Neuroprotective role of ornithine decarboxylase activation in transient focal cerebral ischaemia: a study using ornithine decarboxylase-overexpressing transgenic rats.

Nuclear magnetic resonance imaging (MRI) was used to study dynamics of maturation and the size of ischaemic stroke lesions in rats with greatly increased activity of ornithine decarboxylase (ODC). Syngenic rats, either with or without chronic pre-ischaemic treatment with an ODC inhibitor, alpha-difluoromethylornithine (DFMO), as well as ODC-overexpressing transgenic rats were subjected either to transient middle cerebral artery (MCA) occlusion or permanent occlusion of the cortical branch of MCA. The two models were chosen to assess the role of ODC activity in damage caused by ischaemia and reperfusion, respectively.
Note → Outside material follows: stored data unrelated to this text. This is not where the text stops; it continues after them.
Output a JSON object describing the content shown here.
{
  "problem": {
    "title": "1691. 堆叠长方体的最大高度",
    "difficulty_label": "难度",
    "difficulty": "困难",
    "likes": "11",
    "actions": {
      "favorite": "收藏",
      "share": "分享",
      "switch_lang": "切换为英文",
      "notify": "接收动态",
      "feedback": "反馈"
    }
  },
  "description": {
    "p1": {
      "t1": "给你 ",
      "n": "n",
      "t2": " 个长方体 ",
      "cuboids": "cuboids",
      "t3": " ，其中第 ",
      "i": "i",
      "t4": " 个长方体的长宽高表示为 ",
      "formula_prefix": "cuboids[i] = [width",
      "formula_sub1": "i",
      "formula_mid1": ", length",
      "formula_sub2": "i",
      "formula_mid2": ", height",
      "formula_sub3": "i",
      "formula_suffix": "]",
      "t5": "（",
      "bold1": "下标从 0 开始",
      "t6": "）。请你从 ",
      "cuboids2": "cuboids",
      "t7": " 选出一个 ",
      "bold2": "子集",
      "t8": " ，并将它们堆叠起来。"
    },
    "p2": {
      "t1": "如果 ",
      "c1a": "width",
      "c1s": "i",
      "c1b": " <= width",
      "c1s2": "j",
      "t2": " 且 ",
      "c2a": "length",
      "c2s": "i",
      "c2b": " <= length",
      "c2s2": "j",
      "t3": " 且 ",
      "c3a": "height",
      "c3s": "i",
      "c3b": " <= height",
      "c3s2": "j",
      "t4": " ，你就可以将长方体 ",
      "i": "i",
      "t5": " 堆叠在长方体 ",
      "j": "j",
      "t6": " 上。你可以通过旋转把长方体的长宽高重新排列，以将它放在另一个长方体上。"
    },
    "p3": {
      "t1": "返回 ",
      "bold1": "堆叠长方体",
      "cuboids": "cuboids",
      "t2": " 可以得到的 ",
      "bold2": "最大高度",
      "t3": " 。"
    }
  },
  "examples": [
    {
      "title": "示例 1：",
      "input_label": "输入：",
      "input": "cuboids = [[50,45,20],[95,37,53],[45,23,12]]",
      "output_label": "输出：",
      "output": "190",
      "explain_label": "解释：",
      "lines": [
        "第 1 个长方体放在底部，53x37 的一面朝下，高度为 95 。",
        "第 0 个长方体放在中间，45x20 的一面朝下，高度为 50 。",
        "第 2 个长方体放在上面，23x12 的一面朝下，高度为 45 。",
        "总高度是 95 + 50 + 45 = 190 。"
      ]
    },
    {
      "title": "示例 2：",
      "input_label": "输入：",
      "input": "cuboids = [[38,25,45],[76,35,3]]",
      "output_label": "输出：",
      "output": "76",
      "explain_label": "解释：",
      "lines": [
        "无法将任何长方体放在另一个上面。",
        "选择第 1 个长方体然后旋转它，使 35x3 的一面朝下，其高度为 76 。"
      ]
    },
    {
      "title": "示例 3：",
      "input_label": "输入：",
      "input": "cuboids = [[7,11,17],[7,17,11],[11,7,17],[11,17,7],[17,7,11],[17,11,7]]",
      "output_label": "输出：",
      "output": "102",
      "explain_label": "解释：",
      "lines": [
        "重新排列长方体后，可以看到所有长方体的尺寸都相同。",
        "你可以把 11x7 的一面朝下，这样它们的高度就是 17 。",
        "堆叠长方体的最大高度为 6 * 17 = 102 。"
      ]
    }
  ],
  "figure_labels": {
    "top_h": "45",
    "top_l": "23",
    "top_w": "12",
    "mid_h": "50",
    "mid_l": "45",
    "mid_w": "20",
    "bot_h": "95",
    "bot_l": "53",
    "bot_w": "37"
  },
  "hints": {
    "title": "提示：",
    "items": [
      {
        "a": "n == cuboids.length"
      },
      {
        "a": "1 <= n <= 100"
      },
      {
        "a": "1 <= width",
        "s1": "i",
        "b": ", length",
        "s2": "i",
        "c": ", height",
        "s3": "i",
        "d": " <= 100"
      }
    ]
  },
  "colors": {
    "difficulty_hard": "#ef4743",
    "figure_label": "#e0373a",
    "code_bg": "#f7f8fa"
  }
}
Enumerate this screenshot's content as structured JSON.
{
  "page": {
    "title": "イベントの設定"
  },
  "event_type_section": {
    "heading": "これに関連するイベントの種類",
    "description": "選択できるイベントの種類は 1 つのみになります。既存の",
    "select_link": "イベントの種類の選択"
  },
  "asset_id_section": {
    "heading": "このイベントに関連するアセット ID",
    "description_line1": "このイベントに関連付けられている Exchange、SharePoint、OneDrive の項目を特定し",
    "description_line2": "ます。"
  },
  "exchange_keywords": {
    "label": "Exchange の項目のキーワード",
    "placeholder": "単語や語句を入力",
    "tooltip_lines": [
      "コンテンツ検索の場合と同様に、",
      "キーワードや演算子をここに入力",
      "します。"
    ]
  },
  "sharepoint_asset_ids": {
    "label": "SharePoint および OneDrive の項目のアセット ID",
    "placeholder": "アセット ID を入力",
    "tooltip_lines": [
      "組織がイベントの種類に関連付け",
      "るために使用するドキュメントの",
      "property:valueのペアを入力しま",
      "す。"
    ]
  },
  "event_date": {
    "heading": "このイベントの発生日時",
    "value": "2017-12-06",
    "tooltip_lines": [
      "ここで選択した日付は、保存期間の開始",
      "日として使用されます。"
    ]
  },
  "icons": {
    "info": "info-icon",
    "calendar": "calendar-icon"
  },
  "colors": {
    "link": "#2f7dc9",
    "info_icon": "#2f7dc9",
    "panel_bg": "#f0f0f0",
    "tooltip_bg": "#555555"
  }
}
Diffusion of water was quantified by means of the trace of the diffusion tensor (D(av) = 1/3 Trace D) to assess the extent of energy failure and cytotoxic oedema, whereas the spin-spin relaxation time (T2) was used as a quantitative indicator of irreversible damage by MRI. Exposure to transient MCA occlusion resulted in significantly smaller stroke lesions in the ODC-overexpressing transgenic (246+/-14 mm3) than in syngenic (320+/-9 mm3) or DFMO-treated (442+/-63 mm3) rats as determined 48 h after the occlusion. The differences in sizes were due to smaller lesions in the cortical tissue (transgenic vs. syngenic) or both in cortical and striatal regions (transgenic vs. DFMO-treated animals). The degree of irreversible oedema was greater in DFMO-treated rats than in syngenic or transgenic animals indicating accelerated development of a permanent damage in the absence of ODC induction. Cortical infarct following permanent MCA occlusion developed faster in the DFMO-treated than in syngenic or transgenic rats as the lesion sizes at 10 h were 26.2+/-4.3 mm3, 14.2+/-2.3 mm3 and 12.3+/-1.9 mm3, respectively. However, the stroke volumes by 48 h were not statistically different in the three animal groups. The present data demonstrate that ODC activation is an endogenous neuroprotective measure in transient cerebral ischaemia.